In the wake of a recent spike of new COVID-19 cases in Mississippi, Gov. Tate Reeves announced additional measures Monday to slow the spread of the virus.

A new executive order places a 10% capacity requirement on health care facilities across the state. If hospitals cannot maintain 10% of their capacity for COVID-19 patients, they must delay elective procedures. This was a vital part of the effort to prevent hospitals from becoming overwhelmed during the summer wave. Mississippi’s COVID-19 cases have increased over the past few weeks—part of a global and national trend of increasing cases.

The governor also announced additional targeted measures for counties that meet the standards established during the summer wave. In these counties, indoor social gatherings should be limited to groups of 10. Outdoor social gatherings should be limited to groups of 50. Face coverings are required while indoors and interacting with the public without social distancing.

“We’ve seen this before,” Reeves said during a live news conference Monday streamed on Facebook. “We know what can happen if we allow this to get out of control, and so we want to be proactive to prevent that from happening. None of these elements are silver bullets. None of them will totally eliminate the virus. We have to allow for life to go on in the meantime. As we wait for a vaccine, our mission is the same as it ever was: to prevent our health care system from being overwhelmed. That has to be the focus.”

Counties must meet the following criteria for additional measures: more than 500 cases per 100,000 residents over a designated two-week period or more than 200 cases total over the designated two-week period (with more than 200 cases per 100,000 residents).
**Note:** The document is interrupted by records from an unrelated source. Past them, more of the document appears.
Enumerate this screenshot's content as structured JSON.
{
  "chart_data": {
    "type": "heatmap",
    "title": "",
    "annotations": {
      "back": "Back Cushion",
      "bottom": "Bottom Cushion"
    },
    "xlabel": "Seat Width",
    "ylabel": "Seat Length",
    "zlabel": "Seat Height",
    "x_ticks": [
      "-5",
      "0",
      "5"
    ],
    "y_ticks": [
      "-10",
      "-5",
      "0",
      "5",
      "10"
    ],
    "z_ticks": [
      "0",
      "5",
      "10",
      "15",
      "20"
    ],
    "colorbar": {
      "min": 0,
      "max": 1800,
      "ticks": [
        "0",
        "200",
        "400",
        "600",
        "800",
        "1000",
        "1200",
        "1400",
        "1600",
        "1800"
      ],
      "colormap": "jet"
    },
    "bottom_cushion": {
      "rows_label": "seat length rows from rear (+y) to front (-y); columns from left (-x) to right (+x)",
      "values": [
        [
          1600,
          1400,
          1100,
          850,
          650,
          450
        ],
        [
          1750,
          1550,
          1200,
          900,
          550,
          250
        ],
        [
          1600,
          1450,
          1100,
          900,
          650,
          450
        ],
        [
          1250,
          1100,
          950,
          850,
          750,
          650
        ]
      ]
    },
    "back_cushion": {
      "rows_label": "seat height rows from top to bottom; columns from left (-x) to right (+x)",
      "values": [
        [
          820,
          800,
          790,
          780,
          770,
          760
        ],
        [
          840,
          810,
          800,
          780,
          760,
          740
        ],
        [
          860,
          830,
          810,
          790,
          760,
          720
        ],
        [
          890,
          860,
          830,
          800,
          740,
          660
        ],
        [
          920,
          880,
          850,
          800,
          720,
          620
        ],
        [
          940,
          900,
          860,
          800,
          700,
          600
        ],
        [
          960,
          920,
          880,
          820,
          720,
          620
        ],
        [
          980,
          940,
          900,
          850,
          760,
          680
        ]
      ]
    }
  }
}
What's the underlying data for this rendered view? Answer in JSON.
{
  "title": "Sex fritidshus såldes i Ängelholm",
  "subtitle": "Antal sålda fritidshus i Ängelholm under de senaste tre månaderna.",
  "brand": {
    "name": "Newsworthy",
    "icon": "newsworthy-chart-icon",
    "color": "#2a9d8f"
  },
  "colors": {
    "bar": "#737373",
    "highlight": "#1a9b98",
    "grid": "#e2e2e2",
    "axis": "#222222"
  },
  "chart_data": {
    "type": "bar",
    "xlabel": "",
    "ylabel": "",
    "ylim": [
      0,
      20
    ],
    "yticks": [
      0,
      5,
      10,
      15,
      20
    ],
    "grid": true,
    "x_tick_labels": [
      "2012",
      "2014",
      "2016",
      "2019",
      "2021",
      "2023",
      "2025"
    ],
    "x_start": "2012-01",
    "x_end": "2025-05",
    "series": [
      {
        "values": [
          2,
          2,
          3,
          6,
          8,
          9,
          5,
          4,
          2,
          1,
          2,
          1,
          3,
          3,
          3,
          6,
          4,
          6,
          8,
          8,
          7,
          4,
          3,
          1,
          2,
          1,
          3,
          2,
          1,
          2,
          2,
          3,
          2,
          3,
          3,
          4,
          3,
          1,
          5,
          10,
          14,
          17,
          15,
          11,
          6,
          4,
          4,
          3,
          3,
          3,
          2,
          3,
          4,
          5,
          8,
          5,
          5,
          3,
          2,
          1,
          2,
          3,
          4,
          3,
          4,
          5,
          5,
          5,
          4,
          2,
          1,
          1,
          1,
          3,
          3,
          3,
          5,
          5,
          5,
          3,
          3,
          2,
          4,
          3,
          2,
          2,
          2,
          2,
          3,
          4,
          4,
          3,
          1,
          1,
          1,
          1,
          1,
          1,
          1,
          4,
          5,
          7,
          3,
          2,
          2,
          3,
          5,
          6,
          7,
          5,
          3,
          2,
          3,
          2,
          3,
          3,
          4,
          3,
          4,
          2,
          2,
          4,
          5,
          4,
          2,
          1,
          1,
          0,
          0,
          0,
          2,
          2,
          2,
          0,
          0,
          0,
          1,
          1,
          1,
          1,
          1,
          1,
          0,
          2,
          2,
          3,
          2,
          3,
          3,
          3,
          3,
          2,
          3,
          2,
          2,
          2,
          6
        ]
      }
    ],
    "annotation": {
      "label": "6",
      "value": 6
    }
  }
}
The counties that currently meet the criteria for additional COVID-19 safety measures are Chickasaw, Claiborne, DeSoto, Forrest, Itawamba, Jackson, Lamar, Lee and Neshoba.

View a copy of the executive order here.

“You’re smart. You know what you need to do to keep safe,” Reeves wrote in a Facebook post Monday. “We’ll keep trying to set policies that mitigate rampant spread while respecting everyone’s individual rights.

“Please stay watchful and be careful. We can get through this together.”